Aristide croy moy; le soin de ma fortune, N'est point dans mes malheurs ce qui plus m'importune, Puis que comme tu dis, je puis trouver ailleurs, Et de plus doux espoirs, & des destins meilleurs. Mais comment penses tu que l'amour qui me lie, Me permette jamais de quitter Pamphilie? Peux tu t'imaginer qu'il soit en mon pouvoir, L'aymant infiniment de vivre sans la voir? Non, non, loing des attraits de ses graces divines, Les plus aymables fleurs me seroient des espines, Je hayrois un trosne, & des sceptres offerts Me plairoient beaucoup moins que l'honneur de mes fers. Mais si la cruauté d'un pere inexorable, A moy mesme aujourd'huy me rend mesconnoissable, S'il faut que je demeure en ce funeste Estat, Qui m'oste mes Amis, mes biens, & mon esclat, (Pardonnez ce discours à ma melancholie,) Que deviendront nos feux aymable Pamphilie?

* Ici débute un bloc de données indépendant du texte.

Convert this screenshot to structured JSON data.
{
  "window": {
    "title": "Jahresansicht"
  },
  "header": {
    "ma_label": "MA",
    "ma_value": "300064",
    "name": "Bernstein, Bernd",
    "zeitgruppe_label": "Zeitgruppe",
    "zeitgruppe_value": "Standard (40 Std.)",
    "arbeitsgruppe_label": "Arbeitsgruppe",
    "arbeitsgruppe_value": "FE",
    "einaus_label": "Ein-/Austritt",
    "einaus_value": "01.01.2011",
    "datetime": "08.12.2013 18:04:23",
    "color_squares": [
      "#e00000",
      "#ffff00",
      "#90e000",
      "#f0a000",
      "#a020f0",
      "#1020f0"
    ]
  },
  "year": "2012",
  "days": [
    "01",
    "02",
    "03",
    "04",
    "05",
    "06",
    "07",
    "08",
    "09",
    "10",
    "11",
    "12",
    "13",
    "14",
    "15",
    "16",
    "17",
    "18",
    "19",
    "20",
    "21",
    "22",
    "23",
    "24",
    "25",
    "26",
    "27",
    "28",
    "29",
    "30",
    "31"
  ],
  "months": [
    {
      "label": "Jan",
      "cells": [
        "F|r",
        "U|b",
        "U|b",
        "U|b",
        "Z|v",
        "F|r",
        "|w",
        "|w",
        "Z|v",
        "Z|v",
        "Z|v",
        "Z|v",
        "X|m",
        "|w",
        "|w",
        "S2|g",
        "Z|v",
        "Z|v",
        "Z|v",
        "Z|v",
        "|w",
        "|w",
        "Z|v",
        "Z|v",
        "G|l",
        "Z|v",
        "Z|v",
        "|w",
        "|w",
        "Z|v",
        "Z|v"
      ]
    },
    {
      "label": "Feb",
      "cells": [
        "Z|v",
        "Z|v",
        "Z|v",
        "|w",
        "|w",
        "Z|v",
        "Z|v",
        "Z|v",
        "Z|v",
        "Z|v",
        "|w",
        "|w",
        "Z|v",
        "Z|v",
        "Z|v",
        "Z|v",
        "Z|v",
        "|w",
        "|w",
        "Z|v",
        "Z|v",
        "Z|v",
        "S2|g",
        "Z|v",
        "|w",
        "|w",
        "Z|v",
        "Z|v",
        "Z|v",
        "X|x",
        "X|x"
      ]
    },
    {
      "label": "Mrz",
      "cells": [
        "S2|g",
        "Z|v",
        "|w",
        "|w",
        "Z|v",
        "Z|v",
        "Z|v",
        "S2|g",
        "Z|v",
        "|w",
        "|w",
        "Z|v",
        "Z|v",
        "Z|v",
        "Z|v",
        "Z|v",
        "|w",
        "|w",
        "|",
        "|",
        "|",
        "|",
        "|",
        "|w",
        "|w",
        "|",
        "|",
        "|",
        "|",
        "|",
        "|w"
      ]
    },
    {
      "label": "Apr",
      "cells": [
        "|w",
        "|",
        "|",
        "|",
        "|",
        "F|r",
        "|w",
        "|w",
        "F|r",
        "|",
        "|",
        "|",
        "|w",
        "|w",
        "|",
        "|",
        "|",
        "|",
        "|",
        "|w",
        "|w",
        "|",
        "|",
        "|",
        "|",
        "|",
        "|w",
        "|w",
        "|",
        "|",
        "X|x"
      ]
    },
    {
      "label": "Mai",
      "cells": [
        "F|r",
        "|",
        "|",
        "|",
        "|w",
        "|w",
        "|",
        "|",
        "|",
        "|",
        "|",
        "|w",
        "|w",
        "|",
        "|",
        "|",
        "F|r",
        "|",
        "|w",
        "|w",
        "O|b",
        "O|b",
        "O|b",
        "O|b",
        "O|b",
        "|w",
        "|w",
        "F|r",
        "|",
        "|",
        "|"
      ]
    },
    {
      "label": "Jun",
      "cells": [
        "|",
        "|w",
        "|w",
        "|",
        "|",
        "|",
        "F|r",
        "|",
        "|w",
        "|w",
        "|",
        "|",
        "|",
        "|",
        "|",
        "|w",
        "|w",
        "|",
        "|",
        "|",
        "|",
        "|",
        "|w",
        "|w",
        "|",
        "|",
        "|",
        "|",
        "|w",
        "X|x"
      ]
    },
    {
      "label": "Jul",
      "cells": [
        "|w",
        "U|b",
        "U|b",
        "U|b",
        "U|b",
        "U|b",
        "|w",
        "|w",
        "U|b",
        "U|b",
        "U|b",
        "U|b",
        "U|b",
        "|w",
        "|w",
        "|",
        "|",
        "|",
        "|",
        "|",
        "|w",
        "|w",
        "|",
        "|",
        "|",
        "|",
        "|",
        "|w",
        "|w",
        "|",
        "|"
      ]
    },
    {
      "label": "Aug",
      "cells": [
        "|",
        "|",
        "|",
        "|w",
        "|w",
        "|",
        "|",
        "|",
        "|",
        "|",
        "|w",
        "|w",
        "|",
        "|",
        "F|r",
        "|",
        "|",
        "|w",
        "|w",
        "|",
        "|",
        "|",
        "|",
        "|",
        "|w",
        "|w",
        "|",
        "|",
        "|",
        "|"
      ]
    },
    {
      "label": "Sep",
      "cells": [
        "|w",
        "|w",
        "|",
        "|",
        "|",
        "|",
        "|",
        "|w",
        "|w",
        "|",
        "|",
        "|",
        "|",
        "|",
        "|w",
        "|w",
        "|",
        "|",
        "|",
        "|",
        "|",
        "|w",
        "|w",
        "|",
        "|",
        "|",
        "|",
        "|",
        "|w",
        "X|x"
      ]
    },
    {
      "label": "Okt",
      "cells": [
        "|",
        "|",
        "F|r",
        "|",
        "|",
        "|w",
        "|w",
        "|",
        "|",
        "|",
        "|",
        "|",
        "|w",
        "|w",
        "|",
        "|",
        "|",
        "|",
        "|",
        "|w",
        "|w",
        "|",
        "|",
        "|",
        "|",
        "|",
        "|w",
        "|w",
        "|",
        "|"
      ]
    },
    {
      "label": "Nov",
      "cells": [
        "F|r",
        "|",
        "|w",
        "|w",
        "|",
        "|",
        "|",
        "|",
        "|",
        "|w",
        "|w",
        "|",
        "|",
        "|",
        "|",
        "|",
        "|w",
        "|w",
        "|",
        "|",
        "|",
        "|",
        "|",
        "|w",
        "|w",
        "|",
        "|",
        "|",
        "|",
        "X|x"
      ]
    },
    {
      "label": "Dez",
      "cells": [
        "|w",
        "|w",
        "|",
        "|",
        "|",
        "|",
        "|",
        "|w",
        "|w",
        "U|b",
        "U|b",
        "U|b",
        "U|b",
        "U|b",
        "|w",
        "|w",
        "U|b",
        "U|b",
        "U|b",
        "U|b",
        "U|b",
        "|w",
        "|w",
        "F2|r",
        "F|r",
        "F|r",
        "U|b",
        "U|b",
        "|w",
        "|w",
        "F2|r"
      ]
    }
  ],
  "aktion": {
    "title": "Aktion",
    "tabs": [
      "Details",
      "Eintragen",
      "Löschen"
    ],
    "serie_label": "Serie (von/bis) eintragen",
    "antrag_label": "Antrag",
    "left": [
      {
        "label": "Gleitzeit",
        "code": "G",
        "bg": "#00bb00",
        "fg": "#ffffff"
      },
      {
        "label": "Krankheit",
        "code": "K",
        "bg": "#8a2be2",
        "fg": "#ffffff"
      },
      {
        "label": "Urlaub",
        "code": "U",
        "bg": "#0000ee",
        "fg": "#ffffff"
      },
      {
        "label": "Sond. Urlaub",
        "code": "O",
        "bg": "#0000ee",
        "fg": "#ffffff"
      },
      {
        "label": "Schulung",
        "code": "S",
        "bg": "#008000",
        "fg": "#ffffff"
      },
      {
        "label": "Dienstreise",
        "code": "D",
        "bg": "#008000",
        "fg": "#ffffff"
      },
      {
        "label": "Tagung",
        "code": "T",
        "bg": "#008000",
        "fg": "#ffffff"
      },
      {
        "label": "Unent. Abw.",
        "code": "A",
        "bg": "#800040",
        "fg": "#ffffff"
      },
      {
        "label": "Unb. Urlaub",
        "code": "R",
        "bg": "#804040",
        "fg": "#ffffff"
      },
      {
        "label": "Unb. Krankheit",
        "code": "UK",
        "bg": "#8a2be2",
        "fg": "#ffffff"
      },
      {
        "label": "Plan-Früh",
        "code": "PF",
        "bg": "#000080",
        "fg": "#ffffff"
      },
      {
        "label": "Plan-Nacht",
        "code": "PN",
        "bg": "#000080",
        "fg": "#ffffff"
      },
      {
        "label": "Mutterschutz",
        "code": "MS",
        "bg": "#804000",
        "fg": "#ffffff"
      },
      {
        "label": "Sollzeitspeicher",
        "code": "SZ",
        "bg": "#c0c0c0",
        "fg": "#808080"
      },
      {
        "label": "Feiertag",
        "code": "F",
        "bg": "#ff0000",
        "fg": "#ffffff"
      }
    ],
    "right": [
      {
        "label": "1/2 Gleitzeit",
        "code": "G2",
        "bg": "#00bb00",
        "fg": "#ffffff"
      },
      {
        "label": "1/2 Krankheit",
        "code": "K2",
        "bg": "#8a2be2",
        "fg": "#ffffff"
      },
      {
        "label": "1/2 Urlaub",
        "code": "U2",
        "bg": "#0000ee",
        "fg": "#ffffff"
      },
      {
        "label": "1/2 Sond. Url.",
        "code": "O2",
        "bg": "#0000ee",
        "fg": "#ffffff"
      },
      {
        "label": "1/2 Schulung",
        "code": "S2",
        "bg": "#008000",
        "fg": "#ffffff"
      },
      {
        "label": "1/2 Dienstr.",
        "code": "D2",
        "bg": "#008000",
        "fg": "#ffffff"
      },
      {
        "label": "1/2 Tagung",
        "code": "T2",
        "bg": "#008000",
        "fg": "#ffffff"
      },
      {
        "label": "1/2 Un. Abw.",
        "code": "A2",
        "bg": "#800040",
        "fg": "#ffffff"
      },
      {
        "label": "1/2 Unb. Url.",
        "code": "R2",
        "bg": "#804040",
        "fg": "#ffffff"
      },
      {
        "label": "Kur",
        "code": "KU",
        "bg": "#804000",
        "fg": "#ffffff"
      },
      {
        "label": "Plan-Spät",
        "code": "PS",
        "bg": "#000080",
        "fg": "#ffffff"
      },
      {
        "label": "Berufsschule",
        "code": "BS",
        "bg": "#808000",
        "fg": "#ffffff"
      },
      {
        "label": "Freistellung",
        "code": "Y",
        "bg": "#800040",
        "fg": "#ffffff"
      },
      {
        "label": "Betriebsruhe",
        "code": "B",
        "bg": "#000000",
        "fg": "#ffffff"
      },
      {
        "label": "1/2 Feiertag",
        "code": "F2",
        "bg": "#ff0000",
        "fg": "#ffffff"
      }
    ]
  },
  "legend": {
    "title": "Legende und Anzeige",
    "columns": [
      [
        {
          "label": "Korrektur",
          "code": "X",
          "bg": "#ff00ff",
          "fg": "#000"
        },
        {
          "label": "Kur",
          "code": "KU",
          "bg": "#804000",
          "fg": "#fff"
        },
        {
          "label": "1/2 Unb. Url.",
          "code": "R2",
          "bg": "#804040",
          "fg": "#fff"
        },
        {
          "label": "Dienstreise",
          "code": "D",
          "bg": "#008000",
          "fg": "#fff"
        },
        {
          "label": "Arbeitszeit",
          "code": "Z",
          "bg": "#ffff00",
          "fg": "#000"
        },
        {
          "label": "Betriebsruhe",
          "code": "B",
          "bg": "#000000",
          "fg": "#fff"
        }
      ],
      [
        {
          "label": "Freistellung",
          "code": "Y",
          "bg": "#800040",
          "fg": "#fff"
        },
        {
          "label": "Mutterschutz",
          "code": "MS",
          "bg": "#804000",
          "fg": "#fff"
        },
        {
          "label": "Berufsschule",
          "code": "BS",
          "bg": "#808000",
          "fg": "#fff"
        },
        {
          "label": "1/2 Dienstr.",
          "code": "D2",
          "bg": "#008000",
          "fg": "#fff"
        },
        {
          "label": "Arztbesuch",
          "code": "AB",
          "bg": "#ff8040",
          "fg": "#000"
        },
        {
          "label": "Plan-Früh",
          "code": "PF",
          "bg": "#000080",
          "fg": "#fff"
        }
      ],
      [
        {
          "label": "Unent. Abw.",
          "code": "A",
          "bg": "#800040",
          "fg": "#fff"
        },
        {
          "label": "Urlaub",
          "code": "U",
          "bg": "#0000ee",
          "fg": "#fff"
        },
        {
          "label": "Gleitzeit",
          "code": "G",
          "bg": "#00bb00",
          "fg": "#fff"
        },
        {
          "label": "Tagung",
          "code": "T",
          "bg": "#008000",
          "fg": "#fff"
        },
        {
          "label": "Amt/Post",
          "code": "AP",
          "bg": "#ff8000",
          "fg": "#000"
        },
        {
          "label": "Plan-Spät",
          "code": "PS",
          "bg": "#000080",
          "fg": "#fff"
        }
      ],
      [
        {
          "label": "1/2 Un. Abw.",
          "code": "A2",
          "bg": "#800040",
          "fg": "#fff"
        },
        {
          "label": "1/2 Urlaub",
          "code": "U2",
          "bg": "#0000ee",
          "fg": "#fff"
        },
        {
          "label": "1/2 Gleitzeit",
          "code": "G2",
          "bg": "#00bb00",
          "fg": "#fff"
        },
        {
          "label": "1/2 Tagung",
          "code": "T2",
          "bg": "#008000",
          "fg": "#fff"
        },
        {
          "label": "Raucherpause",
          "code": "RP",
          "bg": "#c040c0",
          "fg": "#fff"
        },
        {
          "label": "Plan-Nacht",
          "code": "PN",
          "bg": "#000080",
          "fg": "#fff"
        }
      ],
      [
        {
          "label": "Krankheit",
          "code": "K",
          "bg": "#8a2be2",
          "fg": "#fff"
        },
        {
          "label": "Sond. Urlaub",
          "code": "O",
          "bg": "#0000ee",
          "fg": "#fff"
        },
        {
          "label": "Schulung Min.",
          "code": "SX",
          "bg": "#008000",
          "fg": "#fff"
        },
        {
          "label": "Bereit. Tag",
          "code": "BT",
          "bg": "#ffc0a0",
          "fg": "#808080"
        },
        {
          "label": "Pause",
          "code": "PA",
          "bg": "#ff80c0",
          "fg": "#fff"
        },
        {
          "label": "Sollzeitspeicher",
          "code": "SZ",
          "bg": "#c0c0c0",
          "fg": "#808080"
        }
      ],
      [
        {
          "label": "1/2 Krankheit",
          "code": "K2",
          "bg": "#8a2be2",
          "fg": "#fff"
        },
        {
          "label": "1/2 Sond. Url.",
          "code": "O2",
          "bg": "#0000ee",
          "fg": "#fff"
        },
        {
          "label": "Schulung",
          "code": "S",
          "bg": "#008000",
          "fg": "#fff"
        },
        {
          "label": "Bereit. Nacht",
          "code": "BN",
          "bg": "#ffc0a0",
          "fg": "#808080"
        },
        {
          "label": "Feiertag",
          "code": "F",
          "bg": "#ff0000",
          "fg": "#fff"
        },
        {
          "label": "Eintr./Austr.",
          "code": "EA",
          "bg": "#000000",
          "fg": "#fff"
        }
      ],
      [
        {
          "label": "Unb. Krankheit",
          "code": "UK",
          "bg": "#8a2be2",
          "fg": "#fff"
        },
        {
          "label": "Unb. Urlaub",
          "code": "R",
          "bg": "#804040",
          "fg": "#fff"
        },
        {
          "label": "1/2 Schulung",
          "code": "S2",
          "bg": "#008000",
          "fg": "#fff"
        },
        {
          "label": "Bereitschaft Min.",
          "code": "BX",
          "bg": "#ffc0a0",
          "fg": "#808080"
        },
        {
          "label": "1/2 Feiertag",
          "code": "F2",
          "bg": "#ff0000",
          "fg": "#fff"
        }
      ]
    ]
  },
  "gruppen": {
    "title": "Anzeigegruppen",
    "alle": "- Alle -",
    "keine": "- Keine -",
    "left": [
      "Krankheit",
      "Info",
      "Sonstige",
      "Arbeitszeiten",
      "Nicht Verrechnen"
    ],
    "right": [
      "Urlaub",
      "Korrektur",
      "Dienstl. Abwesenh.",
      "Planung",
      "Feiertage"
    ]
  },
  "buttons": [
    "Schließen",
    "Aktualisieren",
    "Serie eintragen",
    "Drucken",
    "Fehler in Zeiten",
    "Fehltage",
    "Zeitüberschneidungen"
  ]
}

Je s?ay que vostre coeur est grand, & genereux, Mais quoy, vous estes femme, & je suis malheureux.
PAMPHILIE.
Il est vray, je suis femme, & je le tiens à gloire, Puis qu'aujourd'huy ce nom releve ma victoire, Et faict voir en mon sexe un esprit assez fort, Pour vaincre mieux que vous les malices du sort, Je ne rediray point icy que je vous ayme, Qu'ainsi que vos vertus mon amour est extréme, Mes yeux & mes souspirs vous l'ont dit mille fois, Et vous l'ont exprimé beaucoup mieux que ma voix: Mais de quelques rigueurs dont le sort vous accable, Fussiez vous en un point encor plus deplorable, Je vous puis asseurer que ma fidelité Sera jusqu'au tombeau sans inegalité.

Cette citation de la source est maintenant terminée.